Des inégalités qui se creusent
L’étude PISA, qui ne fait plus de classement entre les cantons suisses, note par contre que les inégalités entre les élèves se creusent. Un quart des écoliers n’atteignent pas les exigences minimales fixées par l’OCDE. Et la corrélation entre milieu socio-économique défavorisé et mauvais résultats est de plus en plus marquée, note l’enquête.
Le rapport met par ailleurs en lumière le rôle des écoles en tant qu’espace d’apprentissage et d’expérience. Il révèle qu’en comparaison avec les résultats de l’enquête PISA 2018, les jeunes en Suisse sont moins exposés au harcèlement et que le sentiment positif d’appartenance à l’école a augmenté.
Ce constat est intéressant puisque, outre le harcèlement, ce sentiment d’appartenance influe particulièrement sur le bien-être général des élèves.
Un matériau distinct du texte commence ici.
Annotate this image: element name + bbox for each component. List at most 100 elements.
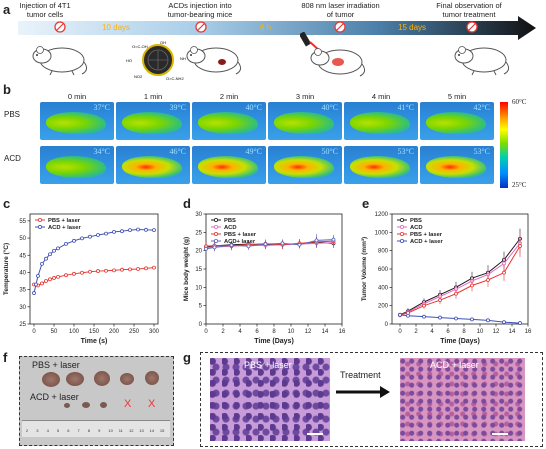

La joie de vivre des jeunes de 15 ans a cependant chuté au niveau mondial, y compris en Suisse.
kkub/fgn/hkr avec ats
La faîtière des enseignants inquiète
L'étude Pisa 2022 a révélé des compétences minimales insuffisantes chez une partie des jeunes Suisses. Pour l'association faîtière des enseignantes et enseignants suisses (LCH), c'est surtout la faiblesse en lecture d'un quart des élèves qui est préoccupante.
Un écolier en Suisse sur quatre, âgé de 15 ans, ne comprend pas un texte quand il le lit. Ces résultats sont inquiétants, estime la LCH. Les enseignants mettent aussi le doigt sur les compétences insuffisantes d'un élève sur cinq en mathématiques. La différence de performance entre les enfants socialement défavorisés et ceux issus de milieux plus privilégiés n'a jamais été aussi grande, relève aussi la faîtière.
Le succès de l'école et de l'enseignement dépend en grande partie de la qualité des enseignants, écrit encore la LCH. Ainsi, une pénurie d'enseignants joue un rôle non négligeable, selon elle. La balle est aussi dans le camp des départements cantonaux de l'instruction, qui devront imaginer des solutions pour lutter contre ce manque, mais aussi aborder l'omniprésence des écrans, l'arrivée de l'intelligence artificielle et l'intégration de la population allophone.